Monday, February 17, 2014

The Priory of Sion

  During the Middle Ages the Christians of Europe used to go to the Holy Land for the purpose of visiting the tomb of Christ and other sacred places. 
 Those who made such a journey were called "pilgrims." Every year thousands of pilgrims, kings, nobles and people of humbler rank, went to the Holy Land.
 While Jerusalem was in the hands of the Arabian caliphs, who reigned at Baghdad, the Christian pilgrims were generally well treated. After about 1070, when the Turks took possession of the city, outrages became so frequent that it seemed as if it would not be safe for Christians to visit the Savior's tomb at all.

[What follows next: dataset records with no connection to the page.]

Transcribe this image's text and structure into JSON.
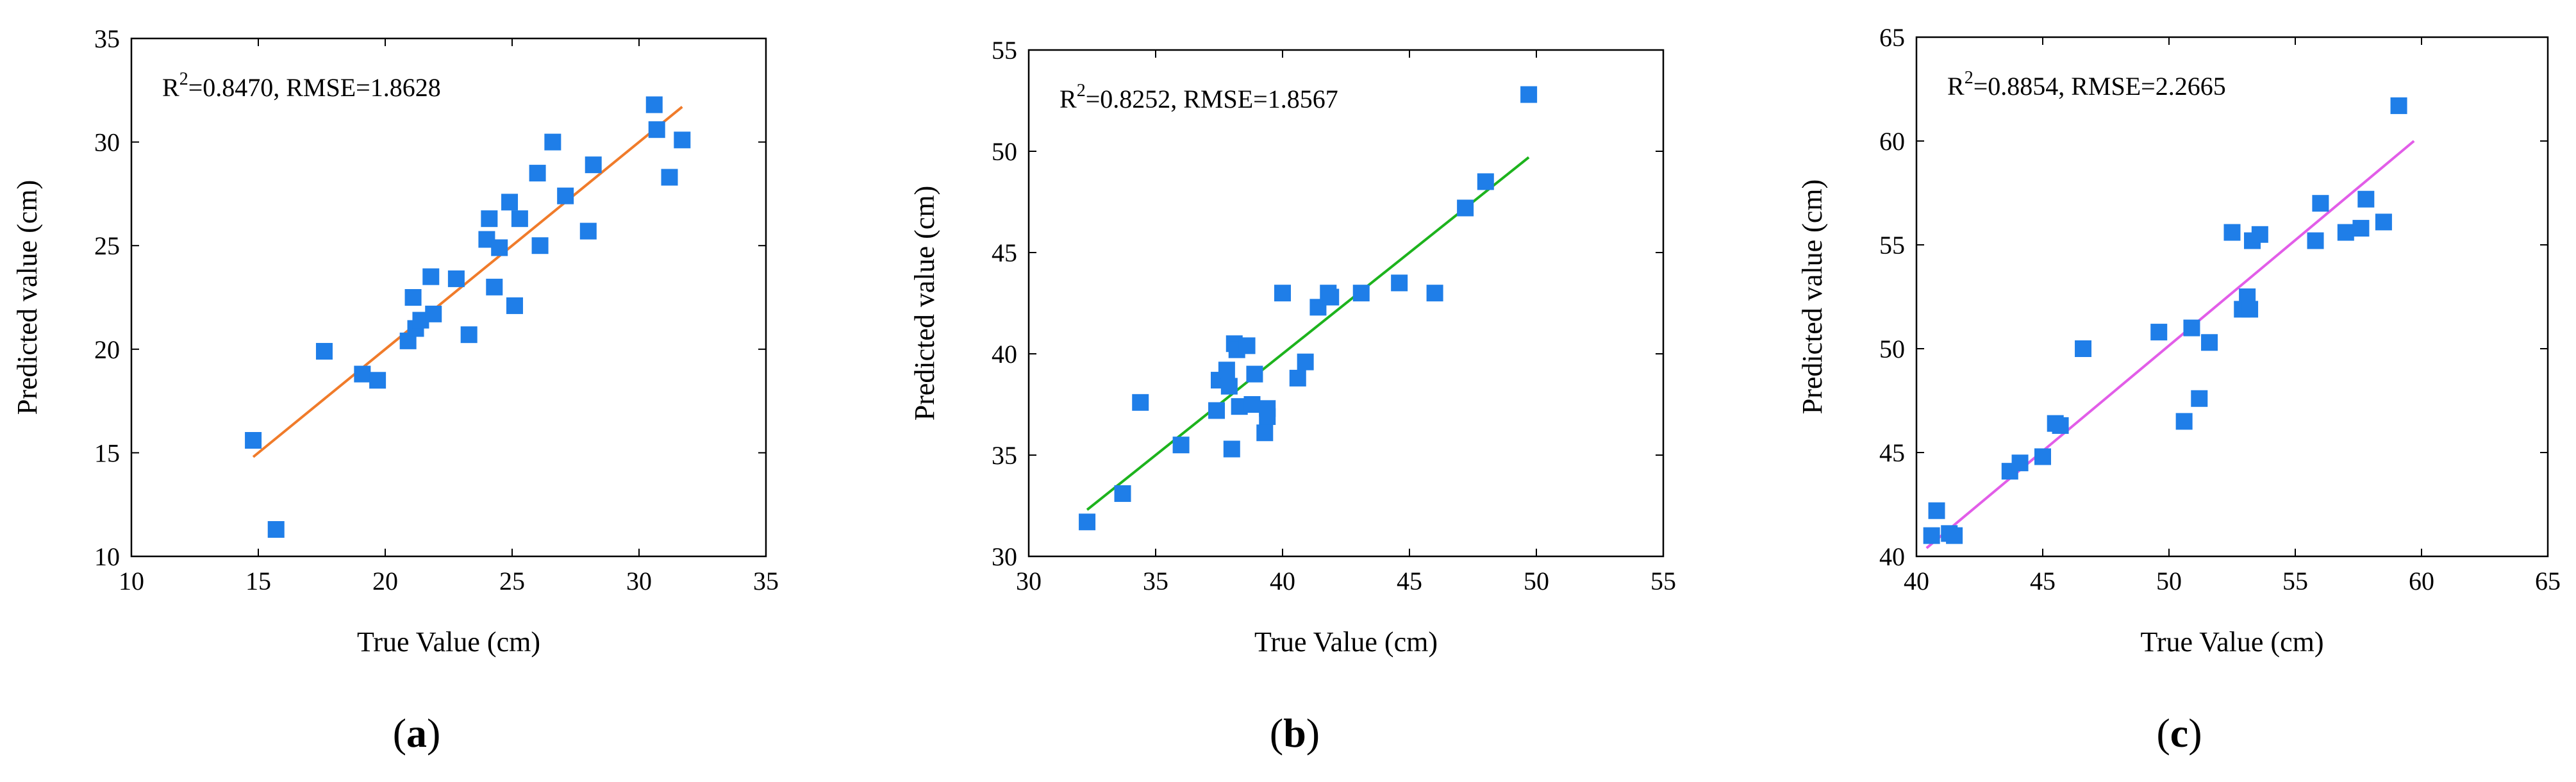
{
  "chart_data": [
    {
      "type": "scatter",
      "panel_label": {
        "open": "(",
        "letter": "a",
        "close": ")"
      },
      "xlabel": "True Value (cm)",
      "ylabel": "Predicted value (cm)",
      "xlim": [
        10,
        35
      ],
      "ylim": [
        10,
        35
      ],
      "xticks": [
        "10",
        "15",
        "20",
        "25",
        "30",
        "35"
      ],
      "yticks": [
        "10",
        "15",
        "20",
        "25",
        "30",
        "35"
      ],
      "xtick_values": [
        10,
        15,
        20,
        25,
        30,
        35
      ],
      "ytick_values": [
        10,
        15,
        20,
        25,
        30,
        35
      ],
      "annotation": {
        "r_prefix": "R",
        "r_sup": "2",
        "text": "=0.8470, RMSE=1.8628"
      },
      "marker_color": "#1f7ee8",
      "fit_color": "#f07b2a",
      "fit_line": {
        "x": [
          14.8,
          31.7
        ],
        "y": [
          14.8,
          31.7
        ]
      },
      "points": [
        {
          "x": 14.8,
          "y": 15.6
        },
        {
          "x": 15.7,
          "y": 11.3
        },
        {
          "x": 17.6,
          "y": 19.9
        },
        {
          "x": 19.1,
          "y": 18.8
        },
        {
          "x": 19.7,
          "y": 18.5
        },
        {
          "x": 20.9,
          "y": 20.4
        },
        {
          "x": 21.1,
          "y": 22.5
        },
        {
          "x": 21.2,
          "y": 21.0
        },
        {
          "x": 21.4,
          "y": 21.4
        },
        {
          "x": 21.8,
          "y": 23.5
        },
        {
          "x": 21.9,
          "y": 21.7
        },
        {
          "x": 22.8,
          "y": 23.4
        },
        {
          "x": 23.3,
          "y": 20.7
        },
        {
          "x": 24.0,
          "y": 25.3
        },
        {
          "x": 24.1,
          "y": 26.3
        },
        {
          "x": 24.3,
          "y": 23.0
        },
        {
          "x": 24.5,
          "y": 24.9
        },
        {
          "x": 24.9,
          "y": 27.1
        },
        {
          "x": 25.1,
          "y": 22.1
        },
        {
          "x": 25.3,
          "y": 26.3
        },
        {
          "x": 26.0,
          "y": 28.5
        },
        {
          "x": 26.1,
          "y": 25.0
        },
        {
          "x": 26.6,
          "y": 30.0
        },
        {
          "x": 27.1,
          "y": 27.4
        },
        {
          "x": 28.0,
          "y": 25.7
        },
        {
          "x": 28.2,
          "y": 28.9
        },
        {
          "x": 30.6,
          "y": 31.8
        },
        {
          "x": 30.7,
          "y": 30.6
        },
        {
          "x": 31.2,
          "y": 28.3
        },
        {
          "x": 31.7,
          "y": 30.1
        }
      ]
    },
    {
      "type": "scatter",
      "panel_label": {
        "open": "(",
        "letter": "b",
        "close": ")"
      },
      "xlabel": "True Value (cm)",
      "ylabel": "Predicted value (cm)",
      "xlim": [
        30,
        55
      ],
      "ylim": [
        30,
        55
      ],
      "xticks": [
        "30",
        "35",
        "40",
        "45",
        "50",
        "55"
      ],
      "yticks": [
        "30",
        "35",
        "40",
        "45",
        "50",
        "55"
      ],
      "xtick_values": [
        30,
        35,
        40,
        45,
        50,
        55
      ],
      "ytick_values": [
        30,
        35,
        40,
        45,
        50,
        55
      ],
      "annotation": {
        "r_prefix": "R",
        "r_sup": "2",
        "text": "=0.8252, RMSE=1.8567"
      },
      "marker_color": "#1f7ee8",
      "fit_color": "#1db31d",
      "fit_line": {
        "x": [
          32.3,
          49.7
        ],
        "y": [
          32.3,
          49.7
        ]
      },
      "points": [
        {
          "x": 32.3,
          "y": 31.7
        },
        {
          "x": 33.7,
          "y": 33.1
        },
        {
          "x": 34.4,
          "y": 37.6
        },
        {
          "x": 36.0,
          "y": 35.5
        },
        {
          "x": 37.4,
          "y": 37.2
        },
        {
          "x": 37.5,
          "y": 38.7
        },
        {
          "x": 37.8,
          "y": 39.2
        },
        {
          "x": 37.9,
          "y": 38.4
        },
        {
          "x": 38.0,
          "y": 35.3
        },
        {
          "x": 38.1,
          "y": 40.5
        },
        {
          "x": 38.2,
          "y": 40.2
        },
        {
          "x": 38.3,
          "y": 37.4
        },
        {
          "x": 38.6,
          "y": 40.4
        },
        {
          "x": 38.8,
          "y": 37.5
        },
        {
          "x": 38.9,
          "y": 39.0
        },
        {
          "x": 39.3,
          "y": 36.1
        },
        {
          "x": 39.4,
          "y": 37.3
        },
        {
          "x": 39.4,
          "y": 36.9
        },
        {
          "x": 40.0,
          "y": 43.0
        },
        {
          "x": 40.6,
          "y": 38.8
        },
        {
          "x": 40.9,
          "y": 39.6
        },
        {
          "x": 41.4,
          "y": 42.3
        },
        {
          "x": 41.8,
          "y": 43.0
        },
        {
          "x": 41.9,
          "y": 42.8
        },
        {
          "x": 43.1,
          "y": 43.0
        },
        {
          "x": 44.6,
          "y": 43.5
        },
        {
          "x": 46.0,
          "y": 43.0
        },
        {
          "x": 47.2,
          "y": 47.2
        },
        {
          "x": 48.0,
          "y": 48.5
        },
        {
          "x": 49.7,
          "y": 52.8
        }
      ]
    },
    {
      "type": "scatter",
      "panel_label": {
        "open": "(",
        "letter": "c",
        "close": ")"
      },
      "xlabel": "True Value (cm)",
      "ylabel": "Predicted value (cm)",
      "xlim": [
        40,
        65
      ],
      "ylim": [
        40,
        65
      ],
      "xticks": [
        "40",
        "45",
        "50",
        "55",
        "60",
        "65"
      ],
      "yticks": [
        "40",
        "45",
        "50",
        "55",
        "60",
        "65"
      ],
      "xtick_values": [
        40,
        45,
        50,
        55,
        60,
        65
      ],
      "ytick_values": [
        40,
        45,
        50,
        55,
        60,
        65
      ],
      "annotation": {
        "r_prefix": "R",
        "r_sup": "2",
        "text": "=0.8854, RMSE=2.2665"
      },
      "marker_color": "#1f7ee8",
      "fit_color": "#e25de8",
      "fit_line": {
        "x": [
          40.4,
          59.7
        ],
        "y": [
          40.4,
          60.0
        ]
      },
      "points": [
        {
          "x": 40.6,
          "y": 41.0
        },
        {
          "x": 40.8,
          "y": 42.2
        },
        {
          "x": 41.3,
          "y": 41.1
        },
        {
          "x": 41.5,
          "y": 41.0
        },
        {
          "x": 43.7,
          "y": 44.1
        },
        {
          "x": 44.1,
          "y": 44.5
        },
        {
          "x": 45.0,
          "y": 44.8
        },
        {
          "x": 45.5,
          "y": 46.4
        },
        {
          "x": 45.7,
          "y": 46.3
        },
        {
          "x": 46.6,
          "y": 50.0
        },
        {
          "x": 49.6,
          "y": 50.8
        },
        {
          "x": 50.6,
          "y": 46.5
        },
        {
          "x": 50.9,
          "y": 51.0
        },
        {
          "x": 51.2,
          "y": 47.6
        },
        {
          "x": 51.6,
          "y": 50.3
        },
        {
          "x": 52.5,
          "y": 55.6
        },
        {
          "x": 52.9,
          "y": 51.9
        },
        {
          "x": 53.1,
          "y": 52.5
        },
        {
          "x": 53.2,
          "y": 51.9
        },
        {
          "x": 53.3,
          "y": 55.2
        },
        {
          "x": 53.6,
          "y": 55.5
        },
        {
          "x": 55.8,
          "y": 55.2
        },
        {
          "x": 56.0,
          "y": 57.0
        },
        {
          "x": 57.0,
          "y": 55.6
        },
        {
          "x": 57.6,
          "y": 55.8
        },
        {
          "x": 57.8,
          "y": 57.2
        },
        {
          "x": 58.5,
          "y": 56.1
        },
        {
          "x": 59.1,
          "y": 61.7
        }
      ]
    }
  ]
}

 About the year 1095 there lived at Amiens France, a monk named Peter the Hermit. Peter was present at a council of clergy that was held at Clermont in France. When his Holiness, Pope Urban II, made a stirring speech. 

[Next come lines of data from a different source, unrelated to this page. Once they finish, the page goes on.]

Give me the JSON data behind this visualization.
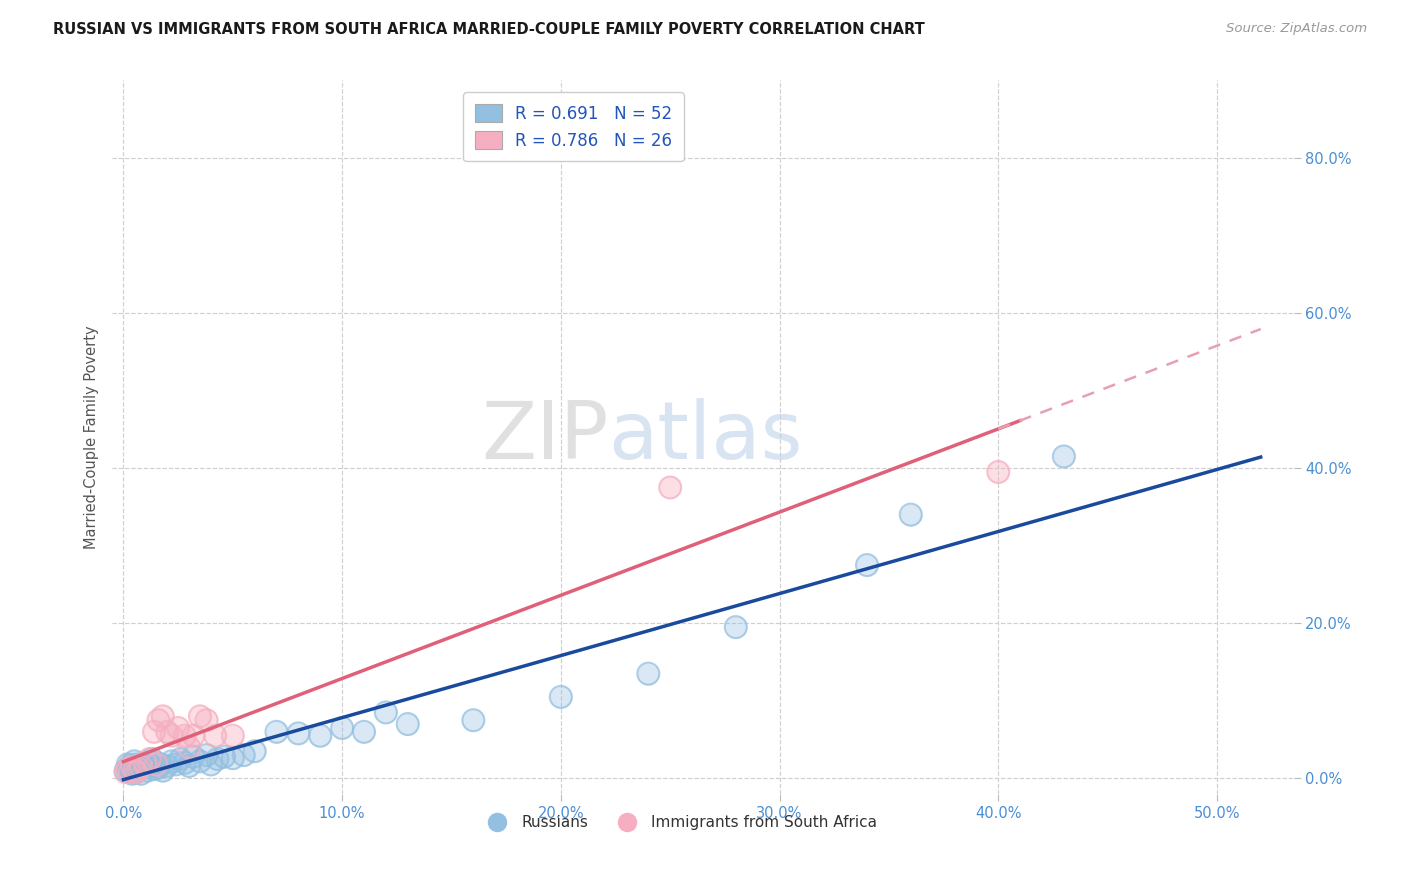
{
  "title": "RUSSIAN VS IMMIGRANTS FROM SOUTH AFRICA MARRIED-COUPLE FAMILY POVERTY CORRELATION CHART",
  "source": "Source: ZipAtlas.com",
  "ylabel": "Married-Couple Family Poverty",
  "xlabel_ticks": [
    "0.0%",
    "10.0%",
    "20.0%",
    "30.0%",
    "40.0%",
    "50.0%"
  ],
  "xlabel_tick_vals": [
    0.0,
    0.1,
    0.2,
    0.3,
    0.4,
    0.5
  ],
  "ylabel_ticks": [
    "0.0%",
    "20.0%",
    "40.0%",
    "60.0%",
    "80.0%"
  ],
  "ylabel_tick_vals": [
    0.0,
    0.2,
    0.4,
    0.6,
    0.8
  ],
  "xlim": [
    -0.005,
    0.535
  ],
  "ylim": [
    -0.02,
    0.9
  ],
  "russian_color": "#93bfe0",
  "sa_color": "#f5afc0",
  "russian_line_color": "#1a4a9e",
  "sa_line_color": "#e0607a",
  "sa_line_dash_color": "#e8a0b0",
  "russian_r": "0.691",
  "russian_n": "52",
  "sa_r": "0.786",
  "sa_n": "26",
  "watermark_zip": "ZIP",
  "watermark_atlas": "atlas",
  "background": "#ffffff",
  "grid_color": "#d0d0d0",
  "tick_color": "#4a8fd4",
  "russian_points": [
    [
      0.001,
      0.01
    ],
    [
      0.002,
      0.018
    ],
    [
      0.002,
      0.012
    ],
    [
      0.003,
      0.008
    ],
    [
      0.003,
      0.016
    ],
    [
      0.004,
      0.01
    ],
    [
      0.004,
      0.006
    ],
    [
      0.005,
      0.014
    ],
    [
      0.005,
      0.022
    ],
    [
      0.006,
      0.008
    ],
    [
      0.006,
      0.018
    ],
    [
      0.007,
      0.012
    ],
    [
      0.008,
      0.006
    ],
    [
      0.009,
      0.016
    ],
    [
      0.01,
      0.02
    ],
    [
      0.011,
      0.01
    ],
    [
      0.012,
      0.016
    ],
    [
      0.013,
      0.025
    ],
    [
      0.014,
      0.012
    ],
    [
      0.015,
      0.02
    ],
    [
      0.016,
      0.014
    ],
    [
      0.017,
      0.018
    ],
    [
      0.018,
      0.01
    ],
    [
      0.02,
      0.016
    ],
    [
      0.022,
      0.022
    ],
    [
      0.024,
      0.018
    ],
    [
      0.026,
      0.025
    ],
    [
      0.028,
      0.02
    ],
    [
      0.03,
      0.016
    ],
    [
      0.032,
      0.028
    ],
    [
      0.035,
      0.022
    ],
    [
      0.038,
      0.03
    ],
    [
      0.04,
      0.018
    ],
    [
      0.043,
      0.025
    ],
    [
      0.046,
      0.028
    ],
    [
      0.05,
      0.026
    ],
    [
      0.055,
      0.03
    ],
    [
      0.06,
      0.035
    ],
    [
      0.07,
      0.06
    ],
    [
      0.08,
      0.058
    ],
    [
      0.09,
      0.055
    ],
    [
      0.1,
      0.065
    ],
    [
      0.11,
      0.06
    ],
    [
      0.12,
      0.085
    ],
    [
      0.13,
      0.07
    ],
    [
      0.16,
      0.075
    ],
    [
      0.2,
      0.105
    ],
    [
      0.24,
      0.135
    ],
    [
      0.28,
      0.195
    ],
    [
      0.34,
      0.275
    ],
    [
      0.36,
      0.34
    ],
    [
      0.43,
      0.415
    ]
  ],
  "sa_points": [
    [
      0.001,
      0.008
    ],
    [
      0.002,
      0.012
    ],
    [
      0.003,
      0.008
    ],
    [
      0.004,
      0.015
    ],
    [
      0.005,
      0.01
    ],
    [
      0.006,
      0.008
    ],
    [
      0.007,
      0.012
    ],
    [
      0.008,
      0.015
    ],
    [
      0.01,
      0.02
    ],
    [
      0.012,
      0.025
    ],
    [
      0.014,
      0.06
    ],
    [
      0.015,
      0.018
    ],
    [
      0.016,
      0.075
    ],
    [
      0.018,
      0.08
    ],
    [
      0.02,
      0.06
    ],
    [
      0.022,
      0.055
    ],
    [
      0.025,
      0.065
    ],
    [
      0.028,
      0.055
    ],
    [
      0.03,
      0.04
    ],
    [
      0.032,
      0.055
    ],
    [
      0.035,
      0.08
    ],
    [
      0.038,
      0.075
    ],
    [
      0.042,
      0.055
    ],
    [
      0.05,
      0.055
    ],
    [
      0.25,
      0.375
    ],
    [
      0.4,
      0.395
    ]
  ]
}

 He begged the people to rescue the Holy Sepulchre and other sacred sites from the Mohammedans. The council was so roused by his words that they broke forth into loud cries, "God wills it! God wills it!" "It is, indeed, His will," said the Pope, "and let these words be your war-cry when you meet the enemy." 
 Peter listened with deep attention. Immediately after the council he began to preach in favor of a war against the Turks. With head and feet bare, and clothed in a long, coarse robe, tied at the waist with a rope, he went through Italy from city to city, riding on a donkey.
 He preached in churches, on the streets, wherever he could secure an audience. When Peter left Italy he crossed the Alps and preached to the people of France, Germany, and neighboring countries. Everywhere he kindled the zeal of the people, and multitudes enlisted as champions of the cross.
 In 1070, 29 years before the First Crusade, a group of monks from Calabria in southern Italy arrived in the vicinity of the Ardennes Forest, part of Godfroi de Bouillon's domains. They were led by Prince Ursus.  Upon their arrival in the Ardennes, the Calabrian monks obtained the patronage of Godfroi's aunt and, in effect, foster mother.
They received a tract of land at Orval, not far from where Dagobert II had been assassinated some five hundred years earlier.  They established an abbey there, but by 1108 had mysteriously disappeared, leaving no record of their whereabouts.  Tradition says they returned to Calabria.           
 Before their departure from Orval, however, the Calabrian monks may have left a crucial mark on Western history. Peter the Hermit was a member of the Calabrian monks.
  In 1095, along with Pope Urban II, Peter made himself known throughout Christendom by charismatically preaching the need for a crusade, a holy war (jihad). They were to reclaim Christ's sepulchre and the Holy Land from the hands of the Muslim "infidels".  Today, Peter the Hermit, Godfroi's personal tutor, is regarded as one of the chief instigators of the Crusades.          
 Godfroi was unusual among the Crusaders. Upon preparing to leave for the Holy Land, he was the only European commander (there were four distinct armies, each commanded by an illustrious and influential Western potentate) to renounce his fiefs, sell all his goods, and make it apparent that the Holy Land, for the remainder of his life, would be his domain. 
 This is even more surprising, when one realizes that if the crusade proved successful, any one of the four potentates would have been eligible to occupy the throne of Jerusalem.  Godfroi seems to have known beforehand that he would be selected. 
 In 1099, immediately after the capture of Jerusalem, a group of anonymous figures convened in a secret conclave, in order to elect a King of Jerusalem. Despite a persuasive claim by Raymond, count of Toulouse, the mysterious and obviously influential electors promptly offered the throne to Godfroi de Bouillon. 
 With uncharacteristic modesty Godfroi declined the title of King, accepting instead the title of Defender of the Holy Sepulchre, king in everything but name.           
 To the south of Jerusalem stands a high hill known as Mount Sion .  When Jerusalem fell to Godfroi's crusaders in 1099, the hill hosted the ruins of an old Byzantine basilica, which allegedly dated from the fourth century and which was called the Mother of all Churches (no kidding!).  
 At the express command of Godfroi, an abbey was built on the site of these ruins.  This abbey, called the Abbey of Notre Dame du Mont de Sion, was extremely well fortified, with its own walls, towers, and battlements.  It is believed that the knights and monks who occupied this abbey were formed into an official and duly constituted "order", specifically, the Ordre de Sion.          
 The elusive Calabrian monks from Orval were apparently in the Holy Land at the time, along with Peter the Hermit, who may have enjoyed considerable power. 
 In fact, there is a theory to support the idea that the Calabrian monks of Orval were, in fact the mysterious conclave which elected Godfroi ruler, and that furthermore, they were the occupants of Notre Dame de Sion.
 This possibility cannot be proved with the currently available evidence, but if it is true, it would attest to the Ordre de Sion's power - a power that included the right to confer thrones.